The ACRI+ approach strives to explore new ways of how to apply climate insurance: Together with local authorities and private sector partners, insurance solutions that are linked to all of the phases of the disaster risk management cycle should be developed. Using the ICRM approach, we create the opportunity to prepare long-term for climate change and its serious consequences.
The second key focus of ACRI+ is to gather the experiences of different international organizations in the application of climate risk insurance and strategic climate risk planning and channel them to the international dialogues on climate change. This is one of our main roles at COP 23.
The ECA approach plays a key role in three of the 5 (five) phases of the ICRM disaster management cycle.
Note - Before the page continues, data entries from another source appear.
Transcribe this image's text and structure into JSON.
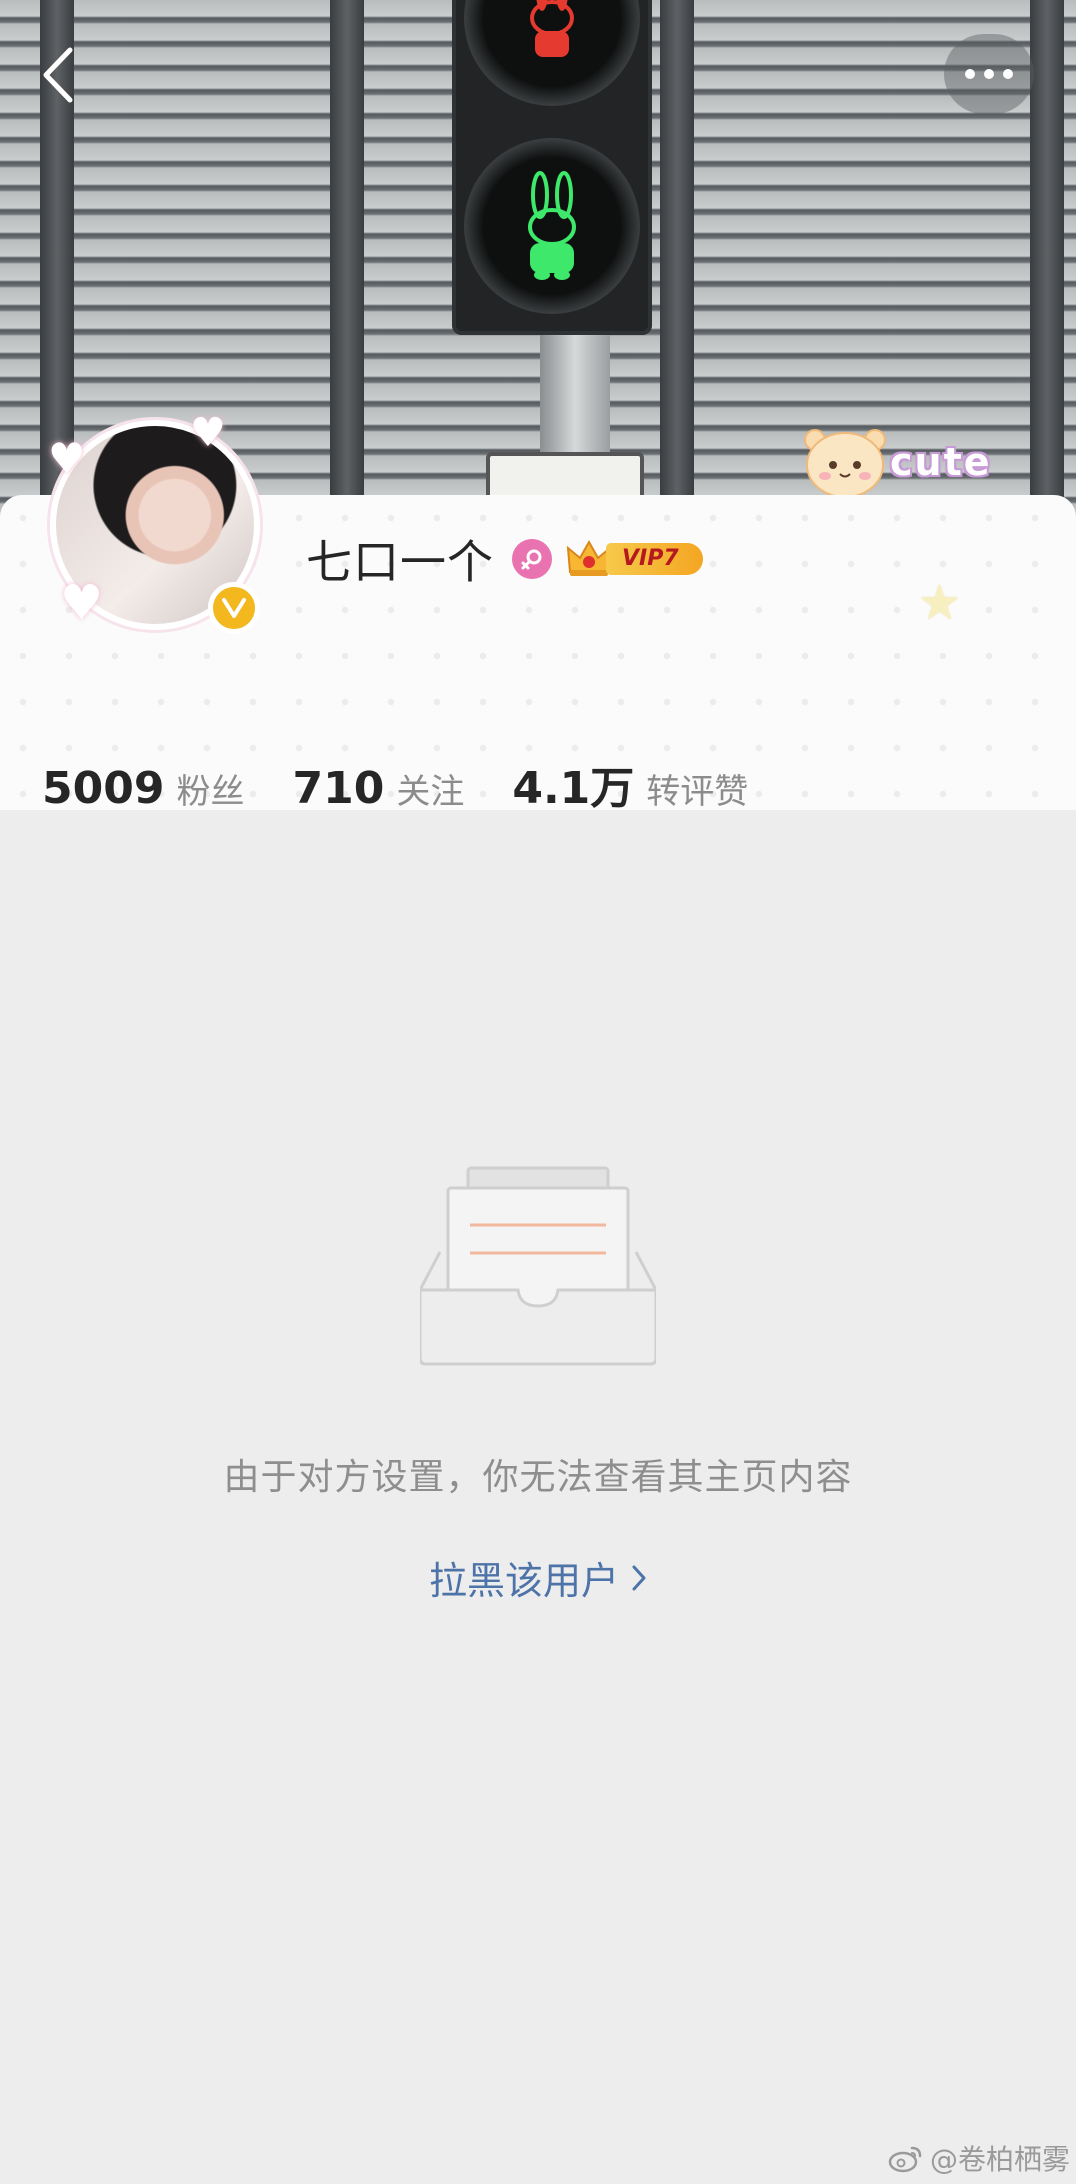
{
  "profile": {
    "name": "七口一个",
    "vip_label": "VIP7",
    "verified_badge": "V"
  },
  "stats": [
    {
      "value": "5009",
      "label": "粉丝"
    },
    {
      "value": "710",
      "label": "关注"
    },
    {
      "value": "4.1万",
      "label": "转评赞"
    }
  ],
  "cover": {
    "sticker_text": "cute"
  },
  "empty_state": {
    "message": "由于对方设置，你无法查看其主页内容",
    "action_label": "拉黑该用户"
  },
  "watermark": {
    "text": "@卷柏栖雾"
  },
  "icons": {
    "back": "chevron-left-icon",
    "more": "more-icon",
    "gender": "female-icon",
    "vip": "crown-icon",
    "empty": "empty-box-icon",
    "action_chevron": "chevron-right-icon"
  },
  "colors": {
    "link": "#4d73a8",
    "vip_gold": "#f4a623",
    "gender_pink": "#e873b0",
    "verified_gold": "#f3b81e",
    "background": "#ededed"
  }
}
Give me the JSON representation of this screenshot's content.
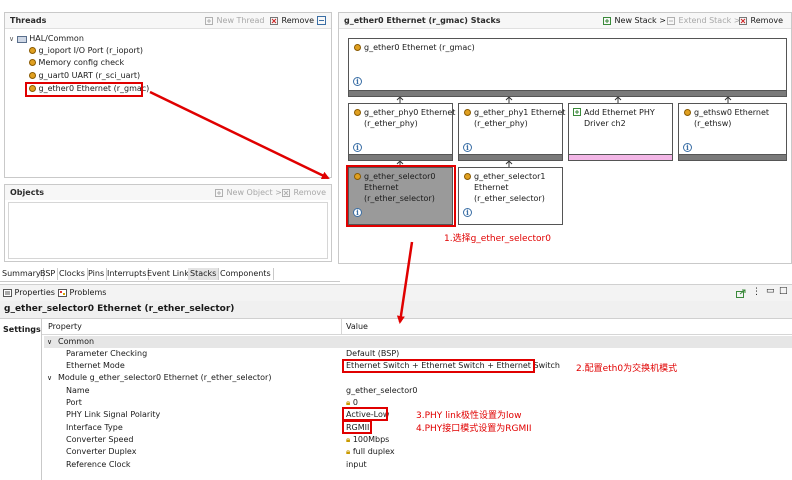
{
  "threads": {
    "title": "Threads",
    "new_thread": "New Thread",
    "remove": "Remove",
    "tree": {
      "root": "HAL/Common",
      "items": [
        "g_ioport I/O Port (r_ioport)",
        "Memory config check",
        "g_uart0 UART (r_sci_uart)",
        "g_ether0 Ethernet (r_gmac)"
      ]
    }
  },
  "objects": {
    "title": "Objects",
    "new_object": "New Object >",
    "remove": "Remove"
  },
  "stacks": {
    "title": "g_ether0 Ethernet (r_gmac) Stacks",
    "new_stack": "New Stack >",
    "extend_stack": "Extend Stack >",
    "remove": "Remove",
    "top_box": "g_ether0 Ethernet (r_gmac)",
    "row2": [
      {
        "line1": "g_ether_phy0 Ethernet",
        "line2": "(r_ether_phy)"
      },
      {
        "line1": "g_ether_phy1 Ethernet",
        "line2": "(r_ether_phy)"
      },
      {
        "line1": "Add Ethernet PHY",
        "line2": "Driver ch2"
      },
      {
        "line1": "g_ethsw0 Ethernet",
        "line2": "(r_ethsw)"
      }
    ],
    "row3": [
      {
        "line1": "g_ether_selector0",
        "line2": "Ethernet",
        "line3": "(r_ether_selector)"
      },
      {
        "line1": "g_ether_selector1",
        "line2": "Ethernet",
        "line3": "(r_ether_selector)"
      }
    ],
    "info_glyph": "i"
  },
  "annotations": {
    "a1": "1.选择g_ether_selector0",
    "a2": "2.配置eth0为交换机模式",
    "a3": "3.PHY link极性设置为low",
    "a4": "4.PHY接口模式设置为RGMII"
  },
  "bottom_tabs": [
    "Summary",
    "BSP",
    "Clocks",
    "Pins",
    "Interrupts",
    "Event Links",
    "Stacks",
    "Components"
  ],
  "props_view": {
    "tabs": [
      "Properties",
      "Problems"
    ],
    "title": "g_ether_selector0 Ethernet (r_ether_selector)",
    "side_tab": "Settings",
    "col_property": "Property",
    "col_value": "Value",
    "rows": [
      {
        "k": "Common",
        "v": "",
        "group": true
      },
      {
        "k": "Parameter Checking",
        "v": "Default (BSP)"
      },
      {
        "k": "Ethernet Mode",
        "v": "Ethernet Switch + Ethernet Switch + Ethernet Switch"
      },
      {
        "k": "Module g_ether_selector0 Ethernet (r_ether_selector)",
        "v": "",
        "group": true
      },
      {
        "k": "Name",
        "v": "g_ether_selector0"
      },
      {
        "k": "Port",
        "v": "0",
        "lock": true
      },
      {
        "k": "PHY Link Signal Polarity",
        "v": "Active-Low"
      },
      {
        "k": "Interface Type",
        "v": "RGMII"
      },
      {
        "k": "Converter Speed",
        "v": "100Mbps",
        "lock": true
      },
      {
        "k": "Converter Duplex",
        "v": "full duplex",
        "lock": true
      },
      {
        "k": "Reference Clock",
        "v": "input"
      }
    ]
  },
  "colors": {
    "annotation": "#e00000",
    "selected_box": "#9a9a9a",
    "pink_bar": "#f2b6e6"
  }
}
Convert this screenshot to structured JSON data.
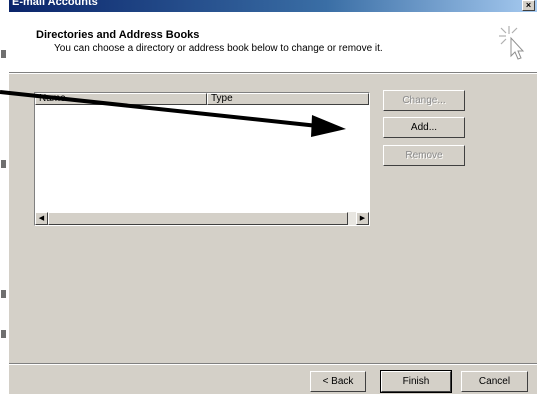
{
  "window": {
    "title": "E-mail Accounts",
    "close_glyph": "×"
  },
  "header": {
    "heading": "Directories and Address Books",
    "subheading": "You can choose a directory or address book below to change or remove it.",
    "icon": "wand-cursor-icon"
  },
  "list": {
    "columns": [
      "Name",
      "Type"
    ],
    "rows": []
  },
  "actions": {
    "change": "Change...",
    "add": "Add...",
    "remove": "Remove"
  },
  "footer": {
    "back": "< Back",
    "finish": "Finish",
    "cancel": "Cancel"
  },
  "annotation": {
    "type": "arrow",
    "color": "#000000"
  }
}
The approach, in combination with its integrated tool climada (additional information available here) offers a comprehensive risk analysis of extreme weather events and their direct and indirect effects on people, the environment, and the economy. A ranking of measures including risk transfer can also inform about the benefits of solutions such as build-back-better.
Question 4: What developments do you see in the field of decision making support instruments for climate risk management?
There is already a plethora of decision support system designed, which are not necessarily resulting in better decisions, or in decisions that are not applied or implemented. In my opinion, it is because these tools do not fully integrate concepts relevant for climate risk management, and because most of these tools offer only a technical solution. The upcoming challenges are how to allocate investments for climate risk management and how to embed these decisions in the political process.
In terms of risk transfer, there is a need to quantify the benefits of a particular product. It would certainly raise the acceptance of climate insurance if beneficiaries could place a dollar value on it and compare it to other options.
There is also the question of uncertainty. Few decision making tools address it explicitly. In the context of climate change, and socio-economic scenarios, it is crucial to include the concept of uncertainty in the decisions we make. However, in my opinion, uncertainties remain extremely difficult to communicate, because they convey the message that decisions are based on poor bases. Nevertheless, more effort should be made in this direction.